Despite his reputation as the executor of political orders, Onishchenko often “acted faster than Putin wanted him to,” according to Belkovsky.
While Onishchenko built his reputation largely as Russia's loyal guardian against “harmful” foods at its borders, he also fought against internal plagues.
In 2000, Onishchenko embarked on a nationwide campaign to exert government control over the production and sale of beer. He advocated the ban of beer commercials on television, the re-classification of stronger beers as alcoholic drinks, and the banishment of beer brands with an alcohol content of 6 percent or higher.
He is also known for advising Russians to ignore fashion trends in favor of practical attire during the winter months, and for promoting folk remedies to stay in good health.
Onishchenko may entertain the lofty goal of keeping Russia's population healthy and safe, but some of his policies have had the opposite effect.
In the summer of 2010, he downplayed the dangers of toxic smoke from peat fires that veiled Moscow and many other Russian cities even while Moscow authorities witnessed a doubling of the city's death rate.

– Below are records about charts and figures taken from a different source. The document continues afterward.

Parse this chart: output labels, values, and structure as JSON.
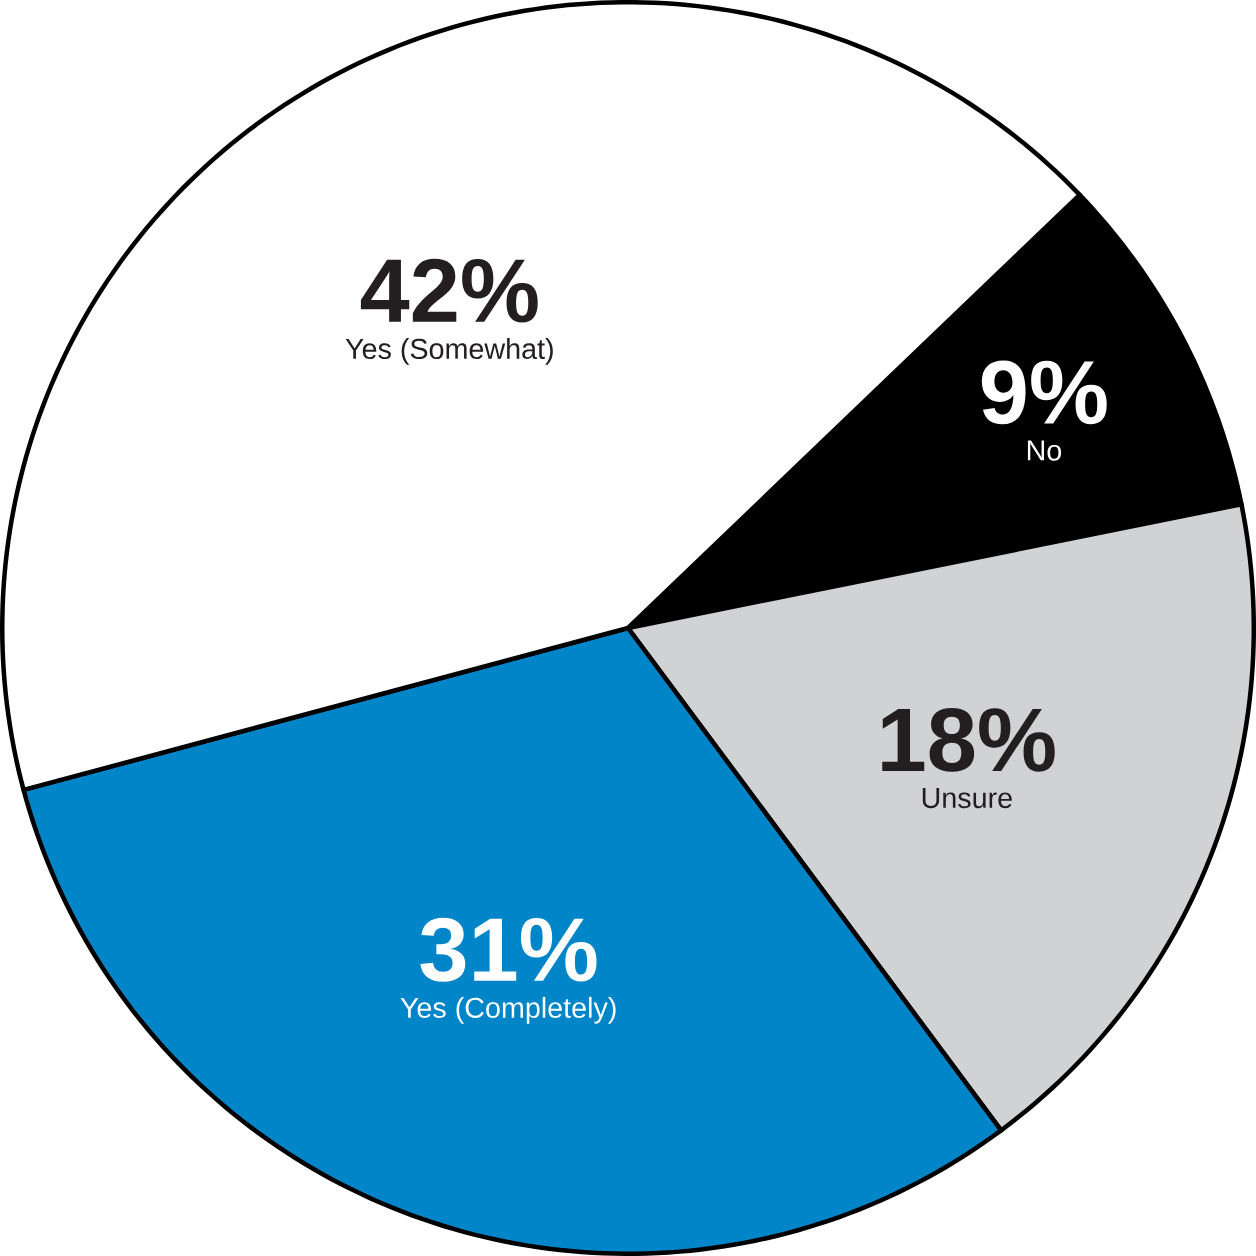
{
  "chart_data": {
    "type": "pie",
    "categories": [
      "No",
      "Unsure",
      "Yes (Completely)",
      "Yes (Somewhat)"
    ],
    "values": [
      9,
      18,
      31,
      42
    ],
    "value_labels": [
      "9%",
      "18%",
      "31%",
      "42%"
    ],
    "colors": [
      "#000000",
      "#d1d2d4",
      "#0085c8",
      "#ffffff"
    ]
  }
}
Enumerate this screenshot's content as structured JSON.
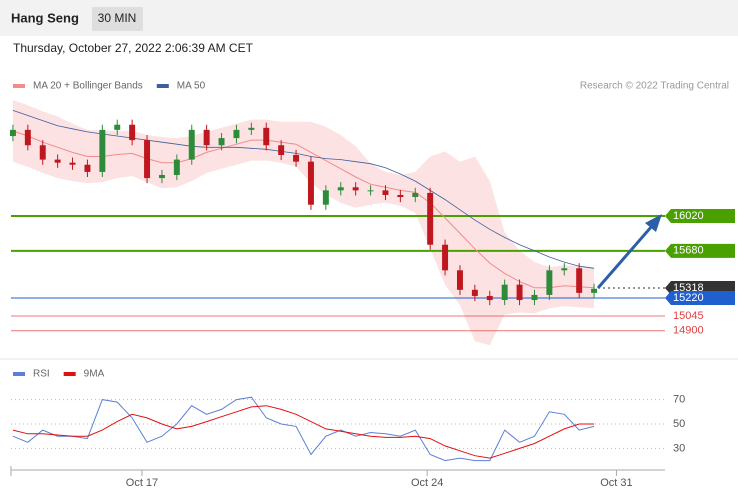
{
  "header": {
    "title": "Hang Seng",
    "interval": "30 MIN",
    "timestamp": "Thursday, October 27, 2022 2:06:39 AM CET"
  },
  "chart_data": [
    {
      "type": "candlestick",
      "source": "Research © 2022 Trading Central",
      "up_color": "#2e8b3a",
      "down_color": "#c0161e",
      "x": [
        0,
        1,
        2,
        3,
        4,
        5,
        6,
        7,
        8,
        9,
        10,
        11,
        12,
        13,
        14,
        15,
        16,
        17,
        18,
        19,
        20,
        21,
        22,
        23,
        24,
        25,
        26,
        27,
        28,
        29,
        30,
        31,
        32,
        33,
        34,
        35,
        36,
        37,
        38,
        39
      ],
      "open": [
        16800,
        16860,
        16710,
        16570,
        16540,
        16520,
        16450,
        16860,
        16910,
        16760,
        16390,
        16420,
        16570,
        16860,
        16710,
        16780,
        16860,
        16880,
        16710,
        16615,
        16550,
        16130,
        16270,
        16300,
        16270,
        16270,
        16225,
        16205,
        16245,
        15740,
        15490,
        15300,
        15240,
        15200,
        15350,
        15200,
        15250,
        15490,
        15510,
        15270
      ],
      "high": [
        16910,
        16910,
        16760,
        16620,
        16590,
        16570,
        16910,
        16960,
        16960,
        16810,
        16470,
        16620,
        16910,
        16910,
        16830,
        16910,
        16930,
        16930,
        16760,
        16665,
        16600,
        16320,
        16350,
        16350,
        16320,
        16320,
        16275,
        16295,
        16295,
        15790,
        15540,
        15350,
        15290,
        15400,
        15400,
        15300,
        15540,
        15560,
        15560,
        15360
      ],
      "low": [
        16750,
        16660,
        16520,
        16490,
        16470,
        16400,
        16400,
        16810,
        16710,
        16340,
        16340,
        16370,
        16520,
        16660,
        16660,
        16730,
        16810,
        16660,
        16565,
        16500,
        16080,
        16080,
        16220,
        16220,
        16220,
        16175,
        16155,
        16155,
        15690,
        15440,
        15250,
        15190,
        15150,
        15150,
        15150,
        15150,
        15200,
        15440,
        15220,
        15220
      ],
      "close": [
        16860,
        16710,
        16570,
        16540,
        16520,
        16450,
        16860,
        16910,
        16760,
        16390,
        16420,
        16570,
        16860,
        16710,
        16780,
        16860,
        16880,
        16710,
        16615,
        16550,
        16130,
        16270,
        16300,
        16270,
        16270,
        16225,
        16205,
        16245,
        15740,
        15490,
        15300,
        15240,
        15200,
        15350,
        15200,
        15250,
        15490,
        15510,
        15270,
        15310
      ],
      "series": [
        {
          "name": "MA 20 + Bollinger Bands",
          "color": "#f28b8b",
          "values": [
            16850,
            16800,
            16740,
            16690,
            16640,
            16600,
            16600,
            16620,
            16630,
            16580,
            16540,
            16540,
            16580,
            16640,
            16680,
            16720,
            16760,
            16760,
            16740,
            16720,
            16640,
            16560,
            16480,
            16400,
            16330,
            16300,
            16270,
            16250,
            16150,
            16000,
            15850,
            15700,
            15560,
            15460,
            15380,
            15320,
            15320,
            15340,
            15330,
            15320
          ],
          "upper": [
            17150,
            17100,
            17040,
            16990,
            16920,
            16860,
            16850,
            16850,
            16850,
            16810,
            16790,
            16780,
            16800,
            16840,
            16880,
            16920,
            16960,
            16960,
            16940,
            16940,
            16940,
            16890,
            16810,
            16700,
            16530,
            16450,
            16420,
            16450,
            16600,
            16650,
            16550,
            16600,
            16360,
            15860,
            15680,
            15570,
            15520,
            15540,
            15530,
            15520
          ],
          "lower": [
            16550,
            16500,
            16440,
            16390,
            16360,
            16340,
            16350,
            16390,
            16410,
            16350,
            16290,
            16300,
            16360,
            16440,
            16480,
            16520,
            16560,
            16560,
            16540,
            16500,
            16340,
            16230,
            16150,
            16100,
            16130,
            16150,
            16120,
            16050,
            15700,
            15350,
            15150,
            14800,
            14760,
            15060,
            15080,
            15070,
            15120,
            15140,
            15130,
            15120
          ]
        },
        {
          "name": "MA 50",
          "color": "#3d5f9e",
          "values": [
            17050,
            17000,
            16950,
            16900,
            16870,
            16840,
            16820,
            16800,
            16780,
            16760,
            16740,
            16720,
            16700,
            16690,
            16690,
            16690,
            16680,
            16670,
            16650,
            16630,
            16600,
            16580,
            16570,
            16550,
            16530,
            16490,
            16430,
            16360,
            16270,
            16180,
            16080,
            15980,
            15890,
            15810,
            15740,
            15680,
            15620,
            15570,
            15530,
            15510
          ]
        }
      ],
      "levels": [
        {
          "value": 16020,
          "color": "#4aa000",
          "style": "solid",
          "label_style": "box"
        },
        {
          "value": 15680,
          "color": "#4aa000",
          "style": "solid",
          "label_style": "box"
        },
        {
          "value": 15318,
          "color": "#333333",
          "style": "dotted",
          "label_style": "box"
        },
        {
          "value": 15220,
          "color": "#1f5fd0",
          "style": "solid",
          "label_style": "box"
        },
        {
          "value": 15045,
          "color": "#e04040",
          "style": "thin",
          "label_style": "text"
        },
        {
          "value": 14900,
          "color": "#e04040",
          "style": "thin",
          "label_style": "text"
        }
      ],
      "xlim": [
        -0.13,
        43.76
      ],
      "ylim": [
        14664,
        17444
      ]
    },
    {
      "type": "line",
      "x": [
        0,
        1,
        2,
        3,
        4,
        5,
        6,
        7,
        8,
        9,
        10,
        11,
        12,
        13,
        14,
        15,
        16,
        17,
        18,
        19,
        20,
        21,
        22,
        23,
        24,
        25,
        26,
        27,
        28,
        29,
        30,
        31,
        32,
        33,
        34,
        35,
        36,
        37,
        38,
        39
      ],
      "series": [
        {
          "name": "RSI",
          "color": "#5b7fd6",
          "values": [
            40,
            35,
            45,
            40,
            40,
            38,
            70,
            68,
            55,
            35,
            40,
            50,
            65,
            58,
            62,
            70,
            72,
            55,
            50,
            48,
            25,
            40,
            45,
            40,
            43,
            42,
            40,
            45,
            25,
            20,
            22,
            20,
            20,
            45,
            35,
            40,
            60,
            58,
            45,
            48
          ]
        },
        {
          "name": "9MA",
          "color": "#e01010",
          "values": [
            45,
            42,
            42,
            41,
            40,
            40,
            45,
            52,
            58,
            55,
            50,
            46,
            48,
            52,
            56,
            60,
            64,
            65,
            62,
            58,
            52,
            46,
            44,
            42,
            40,
            39,
            39,
            40,
            38,
            32,
            28,
            24,
            22,
            26,
            30,
            34,
            40,
            46,
            50,
            50
          ]
        }
      ],
      "xlim": [
        -0.13,
        43.76
      ],
      "ylim": [
        18,
        82
      ],
      "yticks": [
        30,
        50,
        70
      ],
      "xticks": [
        {
          "value": 8.66,
          "label": "Oct 17"
        },
        {
          "value": 27.8,
          "label": "Oct 24"
        },
        {
          "value": 40.5,
          "label": "Oct 31"
        }
      ],
      "grid": true
    }
  ]
}
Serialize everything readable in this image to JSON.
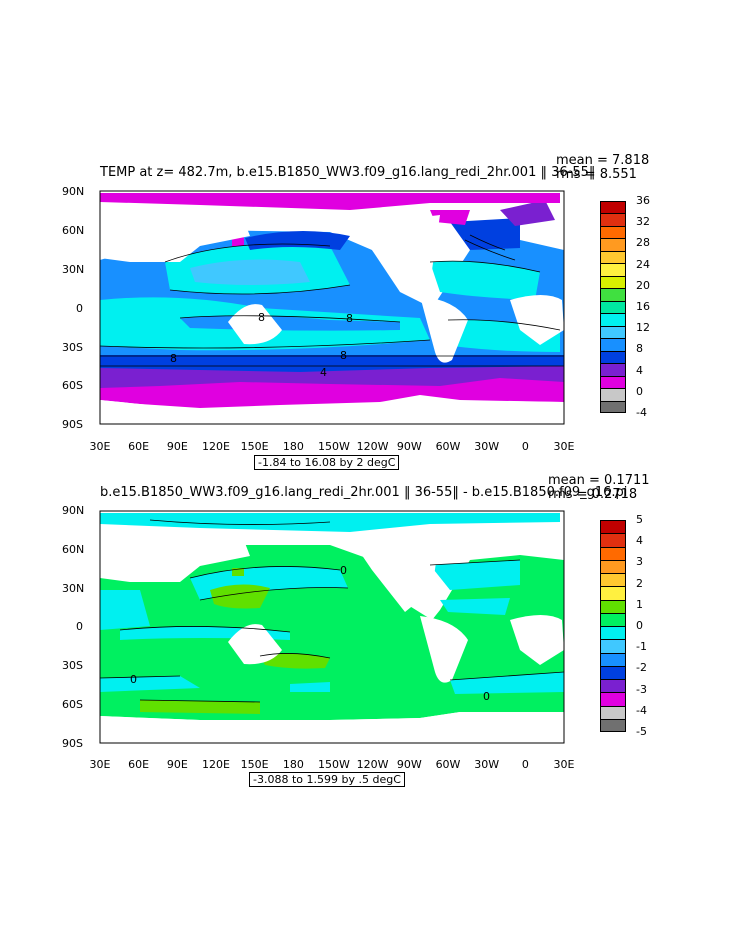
{
  "panel1": {
    "title": "TEMP at z= 482.7m, b.e15.B1850_WW3.f09_g16.lang_redi_2hr.001 ‖ 36-55‖",
    "mean_text": "mean = 7.818",
    "rms_text": "rms = 8.551",
    "range_text": "-1.84 to 16.08 by 2 degC",
    "colorbar_labels": [
      "36",
      "32",
      "28",
      "24",
      "20",
      "16",
      "12",
      "8",
      "4",
      "0",
      "-4"
    ],
    "colorbar_colors": [
      "#c00000",
      "#e03010",
      "#ff6a00",
      "#ff9a20",
      "#ffc830",
      "#fff040",
      "#d8f000",
      "#40e040",
      "#00e8a0",
      "#00f0f0",
      "#40c8ff",
      "#1890ff",
      "#0040e0",
      "#7a20d0",
      "#e000e0",
      "#c8c8c8",
      "#707070"
    ],
    "contour_labels": [
      "8",
      "8",
      "8",
      "8",
      "4"
    ]
  },
  "panel2": {
    "title": "b.e15.B1850_WW3.f09_g16.lang_redi_2hr.001 ‖ 36-55‖ - b.e15.B1850.f09_g16.pi",
    "mean_text": "mean = 0.1711",
    "rms_text": "rms = 0.2718",
    "range_text": "-3.088 to 1.599 by .5 degC",
    "colorbar_labels": [
      "5",
      "4",
      "3",
      "2",
      "1",
      "0",
      "-1",
      "-2",
      "-3",
      "-4",
      "-5"
    ],
    "colorbar_colors": [
      "#c00000",
      "#e03010",
      "#ff6a00",
      "#ff9a20",
      "#ffc830",
      "#fff040",
      "#60e000",
      "#00f060",
      "#00f0f0",
      "#40c8ff",
      "#1890ff",
      "#0040e0",
      "#7a20d0",
      "#e000e0",
      "#c8c8c8",
      "#707070"
    ],
    "contour_labels": [
      "0",
      "0",
      "0"
    ]
  },
  "lat_labels": [
    "90N",
    "60N",
    "30N",
    "0",
    "30S",
    "60S",
    "90S"
  ],
  "lon_labels": [
    "30E",
    "60E",
    "90E",
    "120E",
    "150E",
    "180",
    "150W",
    "120W",
    "90W",
    "60W",
    "30W",
    "0",
    "30E"
  ]
}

He has also been ridiculed for his imaginative warnings about the dangers of eating watermelon in summer and of drivers drinking kefir, the popular fermented milk drink.
Some prominent political figures have praised Onishchenko's ability to safeguard Russia from malignant forces, however. The exuberant Vladimir Zhirinovsky, leader of Russia’s nationalist Liberal Democratic Party, declared Tuesday that “there has never been a better sanitary doctor in the history of Russia,” RIA Novosti reported.
Ivan Nechepurenko contributed to this report.